All of this is built on several interconnected pillars, each dependent on the others in order for the whole to properly function. From place and community, building design and environment to sustainable operations, talent and society, not omitting governance and welfare and wellbeing, everything is considered in sculpting the Vita vision.

“It’s simply not good enough to create a building without thinking carefully about its context and the wider impact it has on its surrounding neighbourhood,” Vita stipulates. “Creating tomorrow’s city living means we must be part of the DNA of that city and partnering with local authorities, connecting with local suppliers, talent, charities and helping to develop surrounding spaces. It’s not just about helping to regenerate cities; it’s helping them to function effectively.”

FUTURE LIVING

“Over the last decade, Vita Group has been doing something very special, and now stands much bigger than the words that define it, and it holds more value than the bricks and mortar which represent it.”

“It’s a movement, a sense of belonging; it encapsulates people, behaviours, insights and technologies which prove, shape and evolve the product.”

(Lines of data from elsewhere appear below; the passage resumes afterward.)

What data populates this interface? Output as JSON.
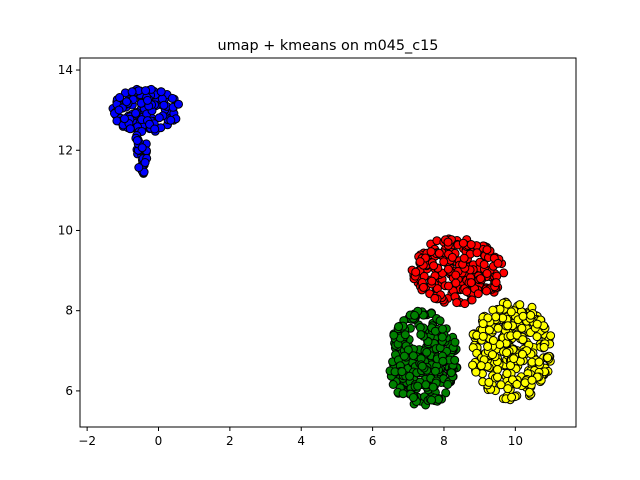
{
  "chart_data": {
    "type": "scatter",
    "title": "umap + kmeans on m045_c15",
    "xlabel": "",
    "ylabel": "",
    "xlim": [
      -2.2,
      11.7
    ],
    "ylim": [
      5.1,
      14.3
    ],
    "xticks": [
      -2,
      0,
      2,
      4,
      6,
      8,
      10
    ],
    "yticks": [
      6,
      8,
      10,
      12,
      14
    ],
    "grid": false,
    "legend": "none",
    "clusters": [
      {
        "color": "#0000ff",
        "shape": "blob",
        "n": 150,
        "cx": -0.35,
        "cy": 13.0,
        "rx": 0.95,
        "ry": 0.55,
        "tail": {
          "n": 30,
          "x0": -0.45,
          "y0": 12.3,
          "x1": -0.45,
          "y1": 11.4,
          "spread": 0.2
        }
      },
      {
        "color": "#ff0000",
        "shape": "blob",
        "n": 240,
        "cx": 8.4,
        "cy": 9.0,
        "rx": 1.3,
        "ry": 0.85
      },
      {
        "color": "#008000",
        "shape": "blob",
        "n": 300,
        "cx": 7.4,
        "cy": 6.8,
        "rx": 1.0,
        "ry": 1.2
      },
      {
        "color": "#ffff00",
        "shape": "blob",
        "n": 300,
        "cx": 9.9,
        "cy": 7.0,
        "rx": 1.15,
        "ry": 1.25
      }
    ]
  }
}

A decade spent scrutinising trends and customer behaviour, beholding and learning from the more than 10,000 people living with Vita across different sectors, has resulted in the Vita Group Future Living Report. An undertaking which the business describes as, “a seismic piece of work,” and the largest of its kind, it is driven by Vita’s commitment to searching for living trends, being fanatical about its customers and ultimately trying to hone its products and brands in a way which responds to them.

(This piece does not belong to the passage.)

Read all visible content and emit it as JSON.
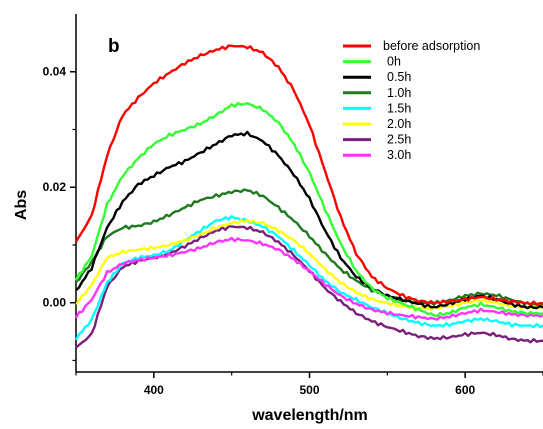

“Our opportunity to behold and learn from our customer behaviour has never been bigger as our buildings become a canvas for the way in which people live – these insights help us to discover micro trends to interrogate on a more significant scale,” Vita comments, of the conducted on its behalf by independent research company 3Gem study throughout August and September 2022.

The emergent trends proved highly current and all-encompassing, as the deep-dive taken unearthed a host of topics from the post-pandemic impacts on the way we live – such as the rise in hybrid working and pet ownership – to the cost-of-living crisis, impact on utility prices and the challenges ahead for the industry in the face of a shortage of housing.

As Britain has felt a tightening pinch, it is an ultra-keen awareness of energy usage and swift adoption of greener behaviour that have been the most obvious reverberations with even the medium to long term outlook suggesting energy will cost more than it did during the last 10 years. “As a much more significant outgoing, consumers and developers will be much more cognisant to this aspect of living. Whether that’s making improvements to current housing or evolving the specification of future stock, the landscape is definitely moving,” analyses Vita Group COO Max Bielby.

“We can clearly see that the cost-of-living crisis and rising energy bills are forcing people to react and change the way in which they live in some ways,” agrees Giles Beswick, Chief Purpose Officer. “It’s good to see that so many are making sustainability-driven decisions, and by finding ways to be more energy efficient, one hopes that some of these new behaviours are adopted as best practices and people make much more conscious decisions about these things in future.”